Puerto Rico in Distress

ABI Analysis

Puerto Rico moved closer to resolving the largest municipal-debt default in U.S. history after creditors owed roughly $11.7 billion backed a settlement framework, the most Wall Street support yet amassed for a restructuring of the territory’s core public debts, the Wall Street Journal reported.

Puerto Rico’s financial oversight board reached a tentative agreement with investors on how to reduce $18 billion of bond debt and is seeking additional time to file a formal adjustment plan to the court, Bloomberg News reported.

Puerto Rico yesterday presented a budget proposal of $10.7 billion for fiscal year 2022 — about $700 million more than the federally-appointed oversight board is recommending, Bloomberg News reported.
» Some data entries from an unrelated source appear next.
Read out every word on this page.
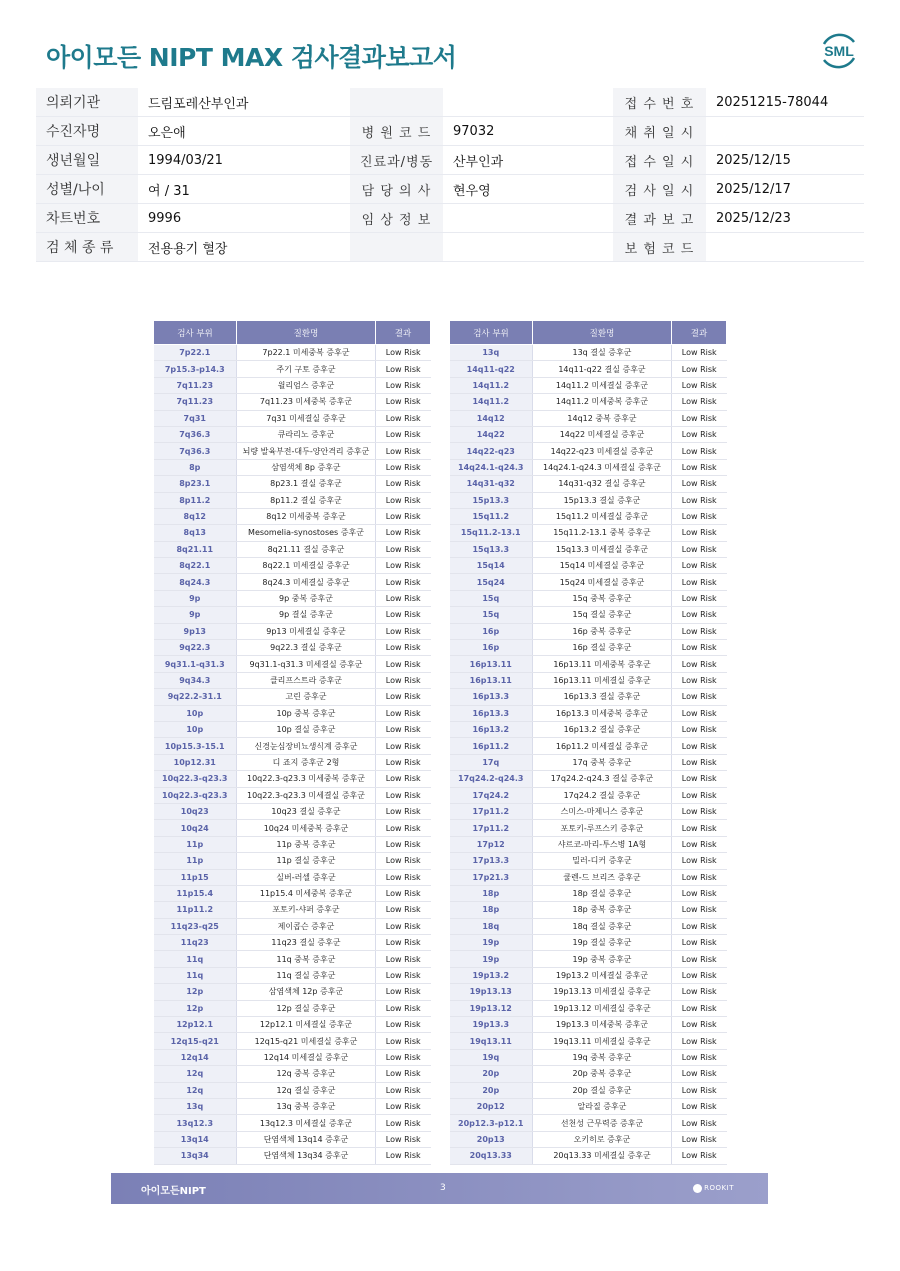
아이모든 NIPT MAX 검사결과보고서	SML
의뢰기관	드림포레산부인과			접 수 번 호	20251215-78044
수진자명	오은애	병 원 코 드	97032	채 취 일 시	
생년월일	1994/03/21	진료과/병동	산부인과	접 수 일 시	2025/12/15
성별/나이	여 / 31	담 당 의 사	현우영	검 사 일 시	2025/12/17
차트번호	9996	임 상 정 보		결 과 보 고	2025/12/23
검 체 종 류	전용용기 혈장			보 험 코 드	
검사 부위	질환명	결과
7p22.1	7p22.1 미세중복 증후군	Low Risk
7p15.3-p14.3	주기 구토 증후군	Low Risk
7q11.23	윌리엄스 증후군	Low Risk
7q11.23	7q11.23 미세중복 증후군	Low Risk
7q31	7q31 미세결실 증후군	Low Risk
7q36.3	큐라리노 증후군	Low Risk
7q36.3	뇌량 발육부전-대두-양안격리 증후군	Low Risk
8p	삼염색체 8p 증후군	Low Risk
8p23.1	8p23.1 결실 증후군	Low Risk
8p11.2	8p11.2 결실 증후군	Low Risk
8q12	8q12 미세중복 증후군	Low Risk
8q13	Mesomelia-synostoses 증후군	Low Risk
8q21.11	8q21.11 결실 증후군	Low Risk
8q22.1	8q22.1 미세결실 증후군	Low Risk
8q24.3	8q24.3 미세결실 증후군	Low Risk
9p	9p 중복 증후군	Low Risk
9p	9p 결실 증후군	Low Risk
9p13	9p13 미세결실 증후군	Low Risk
9q22.3	9q22.3 결실 증후군	Low Risk
9q31.1-q31.3	9q31.1-q31.3 미세결실 증후군	Low Risk
9q34.3	클리프스트라 증후군	Low Risk
9q22.2-31.1	고린 증후군	Low Risk
10p	10p 중복 증후군	Low Risk
10p	10p 결실 증후군	Low Risk
10p15.3-15.1	신경눈심장비뇨생식계 증후군	Low Risk
10p12.31	디 죠지 증후군 2형	Low Risk
10q22.3-q23.3	10q22.3-q23.3 미세중복 증후군	Low Risk
10q22.3-q23.3	10q22.3-q23.3 미세결실 증후군	Low Risk
10q23	10q23 결실 증후군	Low Risk
10q24	10q24 미세중복 증후군	Low Risk
11p	11p 중복 증후군	Low Risk
11p	11p 결실 증후군	Low Risk
11p15	실버-러셀 증후군	Low Risk
11p15.4	11p15.4 미세중복 증후군	Low Risk
11p11.2	포토키-샤퍼 증후군	Low Risk
11q23-q25	제이콥슨 증후군	Low Risk
11q23	11q23 결실 증후군	Low Risk
11q	11q 중복 증후군	Low Risk
11q	11q 결실 증후군	Low Risk
12p	삼염색체 12p 증후군	Low Risk
12p	12p 결실 증후군	Low Risk
12p12.1	12p12.1 미세결실 증후군	Low Risk
12q15-q21	12q15-q21 미세결실 증후군	Low Risk
12q14	12q14 미세결실 증후군	Low Risk
12q	12q 중복 증후군	Low Risk
12q	12q 결실 증후군	Low Risk
13q	13q 중복 증후군	Low Risk
13q12.3	13q12.3 미세결실 증후군	Low Risk
13q14	단염색체 13q14 증후군	Low Risk
13q34	단염색체 13q34 증후군	Low Risk
검사 부위	질환명	결과
13q	13q 결실 증후군	Low Risk
14q11-q22	14q11-q22 결실 증후군	Low Risk
14q11.2	14q11.2 미세결실 증후군	Low Risk
14q11.2	14q11.2 미세중복 증후군	Low Risk
14q12	14q12 중복 증후군	Low Risk
14q22	14q22 미세결실 증후군	Low Risk
14q22-q23	14q22-q23 미세결실 증후군	Low Risk
14q24.1-q24.3	14q24.1-q24.3 미세결실 증후군	Low Risk
14q31-q32	14q31-q32 결실 증후군	Low Risk
15p13.3	15p13.3 결실 증후군	Low Risk
15q11.2	15q11.2 미세결실 증후군	Low Risk
15q11.2-13.1	15q11.2-13.1 중복 증후군	Low Risk
15q13.3	15q13.3 미세결실 증후군	Low Risk
15q14	15q14 미세결실 증후군	Low Risk
15q24	15q24 미세결실 증후군	Low Risk
15q	15q 중복 증후군	Low Risk
15q	15q 결실 증후군	Low Risk
16p	16p 중복 증후군	Low Risk
16p	16p 결실 증후군	Low Risk
16p13.11	16p13.11 미세중복 증후군	Low Risk
16p13.11	16p13.11 미세결실 증후군	Low Risk
16p13.3	16p13.3 결실 증후군	Low Risk
16p13.3	16p13.3 미세중복 증후군	Low Risk
16p13.2	16p13.2 결실 증후군	Low Risk
16p11.2	16p11.2 미세결실 증후군	Low Risk
17q	17q 중복 증후군	Low Risk
17q24.2-q24.3	17q24.2-q24.3 결실 증후군	Low Risk
17q24.2	17q24.2 결실 증후군	Low Risk
17p11.2	스미스-마제니스 증후군	Low Risk
17p11.2	포토키-루프스키 증후군	Low Risk
17p12	샤르코-마리-투스병 1A형	Low Risk
17p13.3	밀러-디커 증후군	Low Risk
17p21.3	쿨렌-드 브리즈 증후군	Low Risk
18p	18p 결실 증후군	Low Risk
18p	18p 중복 증후군	Low Risk
18q	18q 결실 증후군	Low Risk
19p	19p 결실 증후군	Low Risk
19p	19p 중복 증후군	Low Risk
19p13.2	19p13.2 미세결실 증후군	Low Risk
19p13.13	19p13.13 미세결실 증후군	Low Risk
19p13.12	19p13.12 미세결실 증후군	Low Risk
19p13.3	19p13.3 미세중복 증후군	Low Risk
19q13.11	19q13.11 미세결실 증후군	Low Risk
19q	19q 중복 증후군	Low Risk
20p	20p 중복 증후군	Low Risk
20p	20p 결실 증후군	Low Risk
20p12	알라질 증후군	Low Risk
20p12.3-p12.1	선천성 근무력증 증후군	Low Risk
20p13	오키히로 증후군	Low Risk
20q13.33	20q13.33 미세결실 증후군	Low Risk
아이모든NIPT	3	ROOKIT
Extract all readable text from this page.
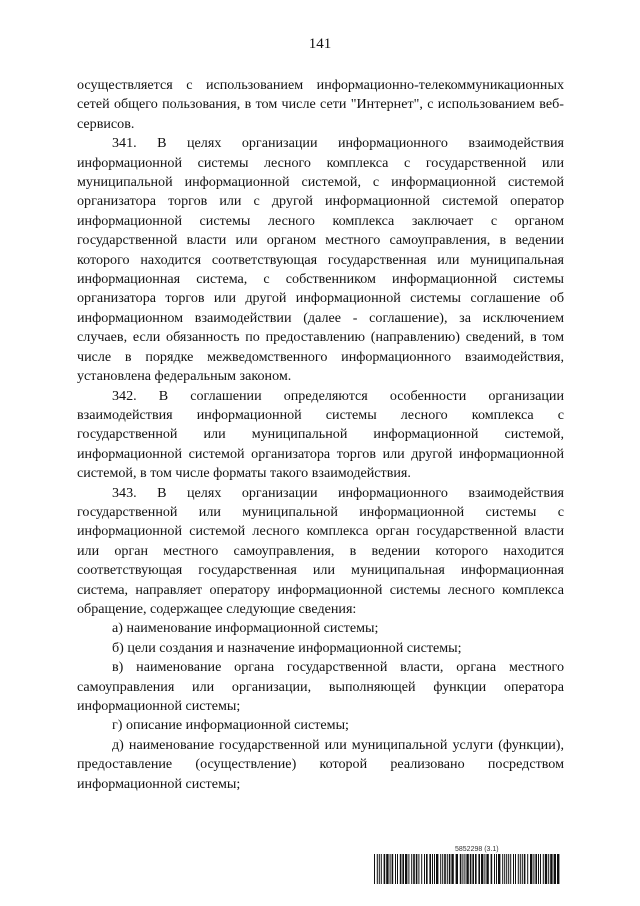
141

осуществляется с использованием информационно-телекоммуникационных сетей общего пользования, в том числе сети "Интернет", с использованием веб-сервисов.

341. В целях организации информационного взаимодействия информационной системы лесного комплекса с государственной или муниципальной информационной системой, с информационной системой организатора торгов или с другой информационной системой оператор информационной системы лесного комплекса заключает с органом государственной власти или органом местного самоуправления, в ведении которого находится соответствующая государственная или муниципальная информационная система, с собственником информационной системы организатора торгов или другой информационной системы соглашение об информационном взаимодействии (далее - соглашение), за исключением случаев, если обязанность по предоставлению (направлению) сведений, в том числе в порядке межведомственного информационного взаимодействия, установлена федеральным законом.

342. В соглашении определяются особенности организации взаимодействия информационной системы лесного комплекса с государственной или муниципальной информационной системой, информационной системой организатора торгов или другой информационной системой, в том числе форматы такого взаимодействия.

343. В целях организации информационного взаимодействия государственной или муниципальной информационной системы с информационной системой лесного комплекса орган государственной власти или орган местного самоуправления, в ведении которого находится соответствующая государственная или муниципальная информационная система, направляет оператору информационной системы лесного комплекса обращение, содержащее следующие сведения:

а) наименование информационной системы;

б) цели создания и назначение информационной системы;

в) наименование органа государственной власти, органа местного самоуправления или организации, выполняющей функции оператора информационной системы;

г) описание информационной системы;

д) наименование государственной или муниципальной услуги (функции), предоставление (осуществление) которой реализовано посредством информационной системы;

5852298 (3.1)
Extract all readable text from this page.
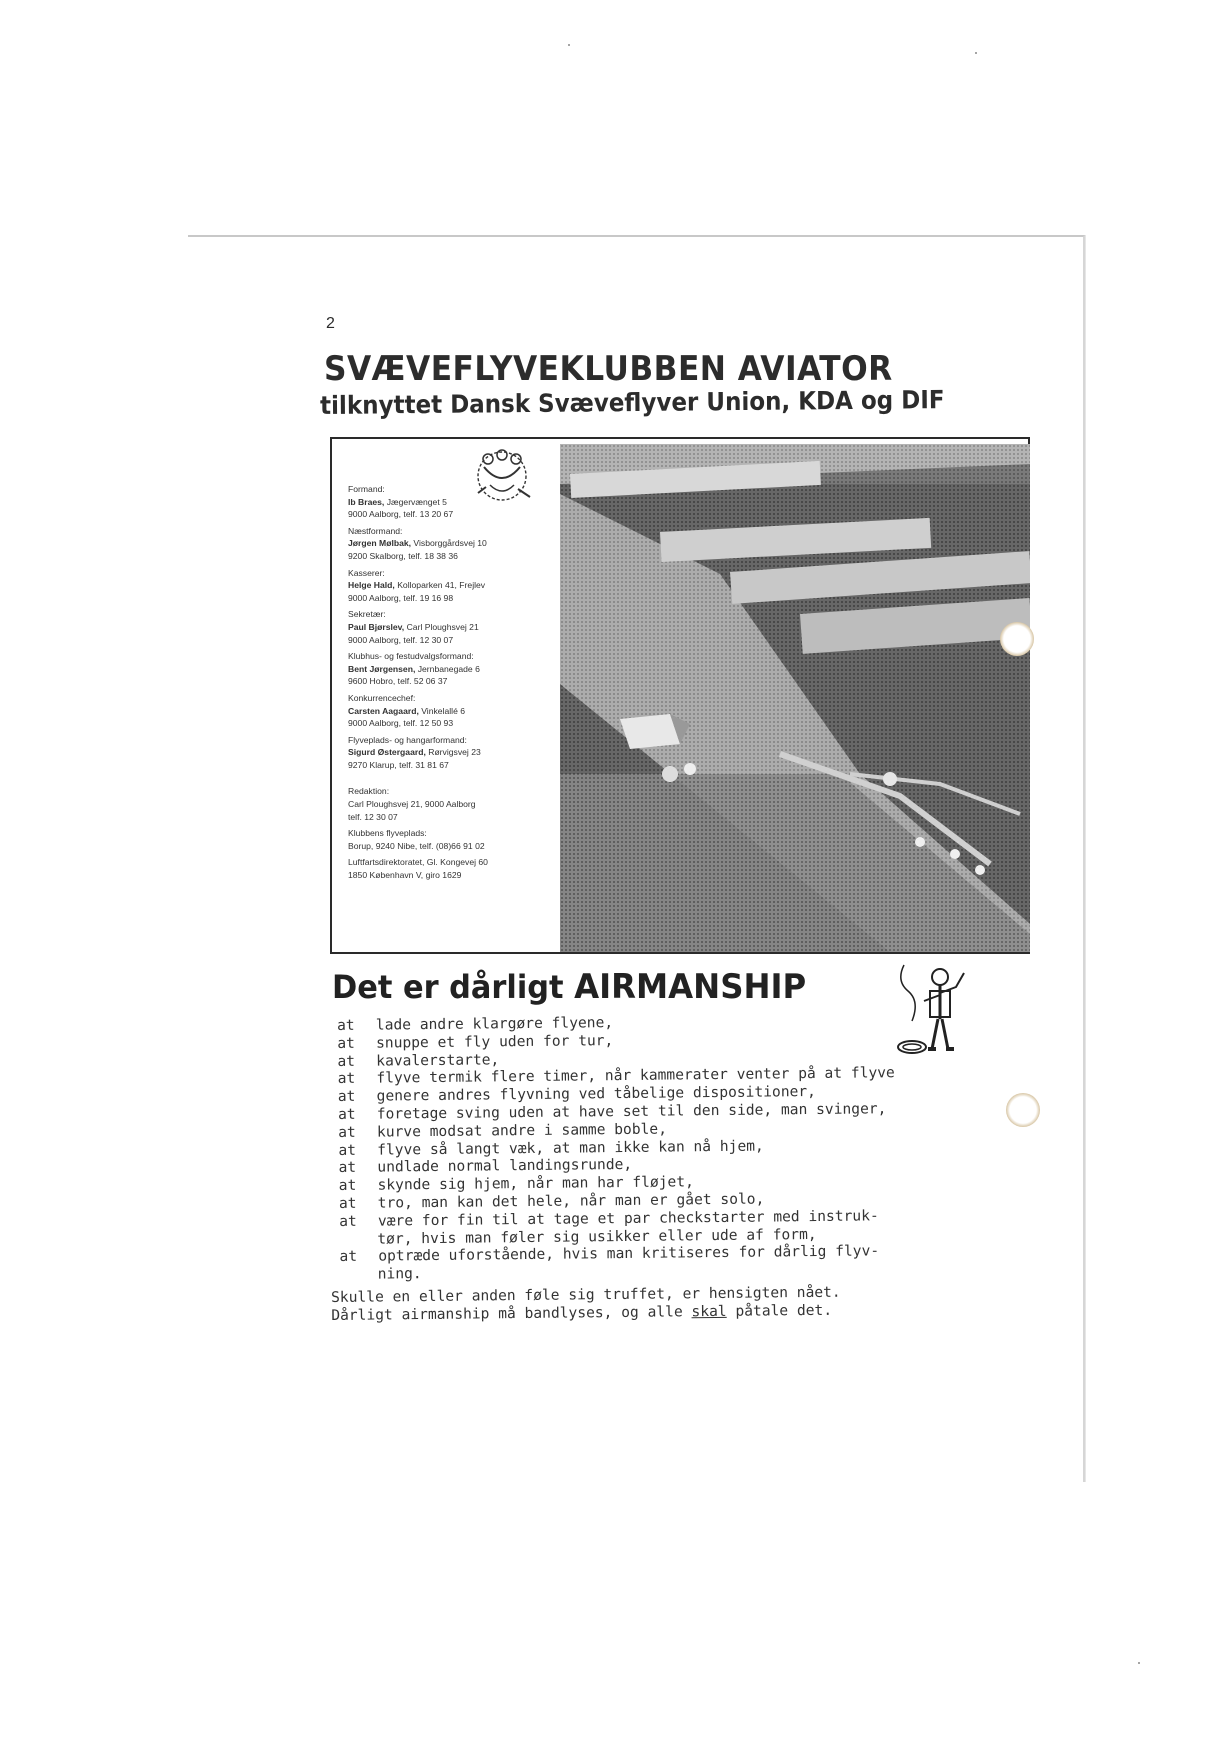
2
SVÆVEFLYVEKLUBBEN AVIATOR
tilknyttet Dansk Svæveflyver Union, KDA og DIF
Formand:
Ib Braes, Jægervænget 5
9000 Aalborg, telf. 13 20 67
Næstformand:
Jørgen Mølbak, Visborggårdsvej 10
9200 Skalborg, telf. 18 38 36
Kasserer:
Helge Hald, Kolloparken 41, Frejlev
9000 Aalborg, telf. 19 16 98
Sekretær:
Paul Bjørslev, Carl Ploughsvej 21
9000 Aalborg, telf. 12 30 07
Klubhus- og festudvalgsformand:
Bent Jørgensen, Jernbanegade 6
9600 Hobro, telf. 52 06 37
Konkurrencechef:
Carsten Aagaard, Vinkelallé 6
9000 Aalborg, telf. 12 50 93
Flyveplads- og hangarformand:
Sigurd Østergaard, Rørvigsvej 23
9270 Klarup, telf. 31 81 67
Redaktion:
Carl Ploughsvej 21, 9000 Aalborg
telf. 12 30 07
Klubbens flyveplads:
Borup, 9240 Nibe, telf. (08)66 91 02
Luftfartsdirektoratet, Gl. Kongevej 60
1850 København V, giro 1629
Det er dårligt AIRMANSHIP
at lade andre klargøre flyene,
at snuppe et fly uden for tur,
at kavalerstarte,
at flyve termik flere timer, når kammerater venter på at flyve
at genere andres flyvning ved tåbelige dispositioner,
at foretage sving uden at have set til den side, man svinger,
at kurve modsat andre i samme boble,
at flyve så langt væk, at man ikke kan nå hjem,
at undlade normal landingsrunde,
at skynde sig hjem, når man har fløjet,
at tro, man kan det hele, når man er gået solo,
at være for fin til at tage et par checkstarter med instruk-
tør, hvis man føler sig usikker eller ude af form,
at optræde uforstående, hvis man kritiseres for dårlig flyv-
ning.
Skulle en eller anden føle sig truffet, er hensigten nået.
Dårligt airmanship må bandlyses, og alle skal påtale det.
Governor Pedro Pierluisi called his spending plan “realistic” and necessary to jump-start the economy of the bankrupt U.S. territory.

Insurers of around $3 billion in Puerto Rico highway bonds will ask an appeals court to let them continue their fight for toll revenues on Thursday, this time with the goal of pursuing their case outside of the court overseeing the commonwealth’s debt restructuring process, Reuters reported. The bond insurers, which include Assured Guaranty and Ambac Assurance, are urging the 1st U.S.